Scientific classification
- Kingdom: Plantae
- Clade: Tracheophytes
- Clade: Angiosperms
- Clade: Eudicots
- Clade: Rosids
- Order: Fabales
- Family: Fabaceae
- Subfamily: Faboideae
- Genus: Sophora
- Species: S. cassioides
- Binomial name: Sophora cassioides (Phil.) Sparre
- Synonyms: Edwardsia macnabiana Graham; Edwardsia cassioides F.Phil.; Sophora macnabiana (Grah.) Skottsb.; Sophora microphylla subsp. macnabiana (Graham) Yakovlev; Sophora tetraptera sensu Reiche;

= Sophora cassioides =

- Genus: Sophora
- Species: cassioides
- Authority: (Phil.) Sparre
- Conservation status: NT
- Synonyms: Edwardsia macnabiana Graham, Edwardsia cassioides F.Phil., Sophora macnabiana (Grah.) Skottsb., Sophora microphylla subsp. macnabiana (Graham) Yakovlev, Sophora tetraptera sensu Reiche

Species of legume

Sophora cassioides is a legume tree endemic to central and southern Chile.
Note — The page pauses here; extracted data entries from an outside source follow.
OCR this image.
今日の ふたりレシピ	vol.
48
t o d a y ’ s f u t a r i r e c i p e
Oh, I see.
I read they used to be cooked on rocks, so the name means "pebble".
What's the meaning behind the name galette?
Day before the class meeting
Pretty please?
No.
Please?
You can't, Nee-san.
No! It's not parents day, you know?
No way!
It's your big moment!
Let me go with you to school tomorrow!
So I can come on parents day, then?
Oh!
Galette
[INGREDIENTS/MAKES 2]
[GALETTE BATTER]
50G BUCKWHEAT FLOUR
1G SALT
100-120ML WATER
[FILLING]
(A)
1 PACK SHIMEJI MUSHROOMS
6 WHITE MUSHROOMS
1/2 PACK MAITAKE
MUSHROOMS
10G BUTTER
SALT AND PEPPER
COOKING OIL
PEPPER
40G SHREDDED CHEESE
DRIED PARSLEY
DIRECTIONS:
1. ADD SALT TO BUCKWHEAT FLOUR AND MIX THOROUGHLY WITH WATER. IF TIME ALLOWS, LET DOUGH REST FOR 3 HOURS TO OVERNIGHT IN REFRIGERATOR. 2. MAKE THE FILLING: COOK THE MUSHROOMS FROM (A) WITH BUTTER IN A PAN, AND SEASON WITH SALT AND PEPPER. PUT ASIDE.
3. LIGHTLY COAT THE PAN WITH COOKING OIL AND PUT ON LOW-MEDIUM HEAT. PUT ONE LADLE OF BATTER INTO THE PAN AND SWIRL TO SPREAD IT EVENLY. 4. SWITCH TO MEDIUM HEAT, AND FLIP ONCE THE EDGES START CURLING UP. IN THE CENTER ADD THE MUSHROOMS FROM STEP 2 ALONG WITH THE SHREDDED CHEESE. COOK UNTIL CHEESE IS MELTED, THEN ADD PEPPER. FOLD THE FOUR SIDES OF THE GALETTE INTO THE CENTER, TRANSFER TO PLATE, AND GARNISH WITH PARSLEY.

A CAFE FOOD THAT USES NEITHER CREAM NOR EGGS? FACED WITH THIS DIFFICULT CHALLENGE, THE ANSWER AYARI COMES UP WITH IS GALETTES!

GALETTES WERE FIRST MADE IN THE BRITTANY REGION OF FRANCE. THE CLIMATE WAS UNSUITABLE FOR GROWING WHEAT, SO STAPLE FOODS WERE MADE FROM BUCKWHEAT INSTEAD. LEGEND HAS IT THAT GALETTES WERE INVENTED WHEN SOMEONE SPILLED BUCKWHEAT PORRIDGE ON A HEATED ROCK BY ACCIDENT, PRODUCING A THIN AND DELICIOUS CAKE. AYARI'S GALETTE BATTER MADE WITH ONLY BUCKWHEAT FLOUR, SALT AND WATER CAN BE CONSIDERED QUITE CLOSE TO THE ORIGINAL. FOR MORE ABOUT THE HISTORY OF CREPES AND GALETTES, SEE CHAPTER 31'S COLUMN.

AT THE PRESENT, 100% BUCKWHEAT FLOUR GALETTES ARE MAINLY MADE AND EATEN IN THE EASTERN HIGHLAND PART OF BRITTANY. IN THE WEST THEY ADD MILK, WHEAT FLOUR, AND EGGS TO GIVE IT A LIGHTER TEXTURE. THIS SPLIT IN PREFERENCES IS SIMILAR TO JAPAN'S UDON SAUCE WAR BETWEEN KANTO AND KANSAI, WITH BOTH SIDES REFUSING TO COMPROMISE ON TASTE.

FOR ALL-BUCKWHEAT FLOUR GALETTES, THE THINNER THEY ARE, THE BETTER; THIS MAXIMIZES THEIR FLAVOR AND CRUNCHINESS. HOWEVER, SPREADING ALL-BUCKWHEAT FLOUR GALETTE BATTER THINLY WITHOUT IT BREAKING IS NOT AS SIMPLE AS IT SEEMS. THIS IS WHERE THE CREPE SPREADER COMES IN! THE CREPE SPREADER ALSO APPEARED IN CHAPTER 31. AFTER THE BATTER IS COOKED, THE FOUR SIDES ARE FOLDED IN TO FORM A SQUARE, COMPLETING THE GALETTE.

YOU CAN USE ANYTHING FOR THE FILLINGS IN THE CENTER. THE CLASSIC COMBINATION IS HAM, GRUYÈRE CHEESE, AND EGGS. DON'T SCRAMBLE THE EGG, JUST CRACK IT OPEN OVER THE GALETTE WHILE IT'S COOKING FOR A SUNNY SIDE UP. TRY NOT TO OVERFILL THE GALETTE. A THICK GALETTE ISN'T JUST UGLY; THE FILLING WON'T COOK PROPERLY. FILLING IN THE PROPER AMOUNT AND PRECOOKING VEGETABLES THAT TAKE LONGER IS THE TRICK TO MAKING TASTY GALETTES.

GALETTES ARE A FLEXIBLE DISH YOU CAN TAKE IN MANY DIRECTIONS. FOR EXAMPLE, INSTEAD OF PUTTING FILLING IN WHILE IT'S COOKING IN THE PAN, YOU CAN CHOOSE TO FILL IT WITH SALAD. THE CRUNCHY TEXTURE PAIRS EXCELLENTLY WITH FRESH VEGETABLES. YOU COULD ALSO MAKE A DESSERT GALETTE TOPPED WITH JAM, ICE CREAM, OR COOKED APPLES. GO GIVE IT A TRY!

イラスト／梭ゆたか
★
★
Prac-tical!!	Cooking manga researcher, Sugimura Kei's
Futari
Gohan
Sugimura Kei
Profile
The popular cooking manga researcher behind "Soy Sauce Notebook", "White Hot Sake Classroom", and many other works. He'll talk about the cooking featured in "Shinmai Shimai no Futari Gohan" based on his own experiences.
It is one of the two species of Sophora endemic to continental Chile along with Sophora macrocarpa (other species are endemic to insular Chile).

==Distribution==
It is an endemic from South Chile and Gough Island. In South America it is found between Constitución and Puyuhuapi. It prefers shady places in Myrtaceae stands, alongside Drimys, Caldcluvia, and other hygrophyllous species. Putative hybrids with Sophora macrocarpa have been described at Bullileo (Linares). It is also found in coastal areas associated with the Peumus boldus–Persea lingue alliance.

==Phylogeny==
Sophora represents a polyphyletic assemblage. Series Tetrapterae (sensu Tsoong & Ma), including Sophora cassioides and Sophora macrocarpa, forms a monophyletic group with Eurasian species like as Sophora flavescens Ait. and Asian Sophora alopecuroides L., suggesting a west or northwest Pacific origin. The genus Sophora is estimated to have arrived in New Zealand 9.6–8.9 million years ago (in the Neogene).